El amor hay que aterrizarlo. ¿Por qué puedo amar? Porque Dios me ha amado primero, porque Jesús me ha enseñado el camino del amor. No como una teoría, sino como amor a mí, a ti. Dios te ama, a ti que estás leyendo esto, con un amor incondicional, perfecto, eterno… quiere que lo sepas y lo experimentes. Y al saberlo elijas corresponderle. El amor no es sólo sentimiento (a veces se siente muy fuerte, pero no es sólo emoción, porque un padre no deja de querer a sus hijos aunque venga “cansado” y no lo “sienta”, o esté enfadado), amar de verdad trae consigo la decisión, la elección de amar, aunque a veces “no se sienta”.

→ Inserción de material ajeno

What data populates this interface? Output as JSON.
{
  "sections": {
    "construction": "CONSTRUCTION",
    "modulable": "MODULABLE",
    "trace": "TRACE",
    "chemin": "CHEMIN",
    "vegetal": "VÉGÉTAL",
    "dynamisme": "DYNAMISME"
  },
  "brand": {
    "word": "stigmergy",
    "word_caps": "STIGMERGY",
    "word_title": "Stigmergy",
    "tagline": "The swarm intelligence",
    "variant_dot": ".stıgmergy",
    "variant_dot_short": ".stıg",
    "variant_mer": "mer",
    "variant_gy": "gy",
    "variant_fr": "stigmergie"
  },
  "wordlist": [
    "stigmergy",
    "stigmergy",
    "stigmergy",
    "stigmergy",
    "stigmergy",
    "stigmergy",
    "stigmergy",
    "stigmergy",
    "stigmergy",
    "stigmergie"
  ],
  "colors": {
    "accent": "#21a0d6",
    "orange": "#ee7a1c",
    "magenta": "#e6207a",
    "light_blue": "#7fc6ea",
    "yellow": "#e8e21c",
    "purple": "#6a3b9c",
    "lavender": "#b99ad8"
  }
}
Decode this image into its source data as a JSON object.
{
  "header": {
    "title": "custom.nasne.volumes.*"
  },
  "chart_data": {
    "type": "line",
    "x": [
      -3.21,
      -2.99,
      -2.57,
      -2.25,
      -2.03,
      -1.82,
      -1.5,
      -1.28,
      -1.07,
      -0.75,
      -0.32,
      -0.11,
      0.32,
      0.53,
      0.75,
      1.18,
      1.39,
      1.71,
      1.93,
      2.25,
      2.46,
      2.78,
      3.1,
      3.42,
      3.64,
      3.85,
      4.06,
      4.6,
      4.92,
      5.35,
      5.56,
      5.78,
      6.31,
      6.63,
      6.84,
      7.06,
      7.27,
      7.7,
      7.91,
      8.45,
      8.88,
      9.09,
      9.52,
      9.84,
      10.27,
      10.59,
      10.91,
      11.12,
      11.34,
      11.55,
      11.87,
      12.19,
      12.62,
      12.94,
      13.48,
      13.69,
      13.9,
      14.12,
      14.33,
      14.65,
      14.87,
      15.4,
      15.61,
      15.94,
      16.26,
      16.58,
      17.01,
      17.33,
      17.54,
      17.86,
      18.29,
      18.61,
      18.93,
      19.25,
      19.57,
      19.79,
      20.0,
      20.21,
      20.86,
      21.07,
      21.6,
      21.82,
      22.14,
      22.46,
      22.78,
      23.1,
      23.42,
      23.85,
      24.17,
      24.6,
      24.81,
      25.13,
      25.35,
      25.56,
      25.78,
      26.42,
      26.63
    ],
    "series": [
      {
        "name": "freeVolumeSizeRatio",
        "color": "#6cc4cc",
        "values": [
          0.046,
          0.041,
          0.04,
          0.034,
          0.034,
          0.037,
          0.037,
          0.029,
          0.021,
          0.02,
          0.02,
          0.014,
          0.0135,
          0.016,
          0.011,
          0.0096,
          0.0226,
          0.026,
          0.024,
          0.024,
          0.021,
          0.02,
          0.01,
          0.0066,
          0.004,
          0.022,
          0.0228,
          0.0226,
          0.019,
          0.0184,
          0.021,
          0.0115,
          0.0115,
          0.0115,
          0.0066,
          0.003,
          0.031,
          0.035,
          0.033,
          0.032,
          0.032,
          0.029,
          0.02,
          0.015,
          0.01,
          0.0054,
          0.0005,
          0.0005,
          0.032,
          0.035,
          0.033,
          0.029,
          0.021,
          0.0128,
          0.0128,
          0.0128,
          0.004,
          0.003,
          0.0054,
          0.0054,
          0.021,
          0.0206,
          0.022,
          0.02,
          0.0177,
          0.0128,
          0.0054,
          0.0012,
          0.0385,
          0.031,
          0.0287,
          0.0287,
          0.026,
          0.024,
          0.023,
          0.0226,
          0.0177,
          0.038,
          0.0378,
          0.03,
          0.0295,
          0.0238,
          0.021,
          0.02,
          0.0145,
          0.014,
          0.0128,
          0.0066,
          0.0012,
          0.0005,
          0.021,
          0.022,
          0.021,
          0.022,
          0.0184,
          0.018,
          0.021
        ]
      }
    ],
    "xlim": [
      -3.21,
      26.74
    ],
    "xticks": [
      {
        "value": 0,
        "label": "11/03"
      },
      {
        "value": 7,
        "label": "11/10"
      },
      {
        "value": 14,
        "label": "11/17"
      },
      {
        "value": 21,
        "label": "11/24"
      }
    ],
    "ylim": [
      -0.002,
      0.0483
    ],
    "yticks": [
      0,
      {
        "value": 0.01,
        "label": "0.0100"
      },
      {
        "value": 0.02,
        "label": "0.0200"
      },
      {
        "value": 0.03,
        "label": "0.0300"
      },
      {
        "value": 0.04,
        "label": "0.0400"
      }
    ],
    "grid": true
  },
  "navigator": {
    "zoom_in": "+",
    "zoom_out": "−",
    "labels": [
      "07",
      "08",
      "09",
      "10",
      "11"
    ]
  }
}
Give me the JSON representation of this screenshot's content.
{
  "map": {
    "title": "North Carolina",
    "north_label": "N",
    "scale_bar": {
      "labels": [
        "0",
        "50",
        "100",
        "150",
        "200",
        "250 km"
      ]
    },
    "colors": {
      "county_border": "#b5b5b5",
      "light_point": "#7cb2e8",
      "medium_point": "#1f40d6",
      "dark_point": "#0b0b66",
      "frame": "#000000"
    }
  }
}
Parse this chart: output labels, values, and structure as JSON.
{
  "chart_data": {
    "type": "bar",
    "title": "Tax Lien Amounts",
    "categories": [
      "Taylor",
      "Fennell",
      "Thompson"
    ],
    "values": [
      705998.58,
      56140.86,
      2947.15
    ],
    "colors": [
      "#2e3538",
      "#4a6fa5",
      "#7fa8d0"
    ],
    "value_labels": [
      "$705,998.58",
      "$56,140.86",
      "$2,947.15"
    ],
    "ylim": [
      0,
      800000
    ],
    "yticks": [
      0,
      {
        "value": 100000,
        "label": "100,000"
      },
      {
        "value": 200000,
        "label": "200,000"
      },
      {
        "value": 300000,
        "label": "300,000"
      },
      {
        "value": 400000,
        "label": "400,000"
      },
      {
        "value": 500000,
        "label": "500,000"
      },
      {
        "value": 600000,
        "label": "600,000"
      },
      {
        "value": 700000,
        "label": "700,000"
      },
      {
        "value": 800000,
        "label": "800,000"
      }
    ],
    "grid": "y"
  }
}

Amar a Dios con todo el corazón, con todo el ser, con toda el alma. ¿Lo haces? ¿quieres hacerlo? ¿en qué se nota que lo haces? ¿qué tienes que cambiar? ¿rezas, buscas, pides, ofreces? ¿tu tiempo, tus fuerzas, tu dinero, tus energías para quien son?
Amar al prójimo como a uno mismo. Al que te corresponde es fácil, o al que te sale de dentro. Pero el prójimo es el que está al lado, también el que no se lo merece. ¿Qué haces tú para amar al prójimo? Son tiempos complicados, parece que el distanciamiento social nos tiene que hacer como una especie de ermitaños encerrados en nosotros mismos, egoístas… Se pueden abrir muchos caminos de amor al prójimo. Piensa en tu vida concreta ¿cuántas cosas haces por los demás gratuitamente, sin que sea una obligación, sin que esperes algo a cambio? ¿ves al que te necesita, al pobre, al que está solo, triste, cansado…? ¿perdonas, comprendes, ayudas?
Muchas cosas he escrito en estas pistas, pero al final sólo una es importante: Dios te ama ¿tú le amas a Él? ¿le amas en el prójimo?

Relee el Evangelio, escucha lo que Dios te dice, respóndele con tu oración y llévalo a tu vida.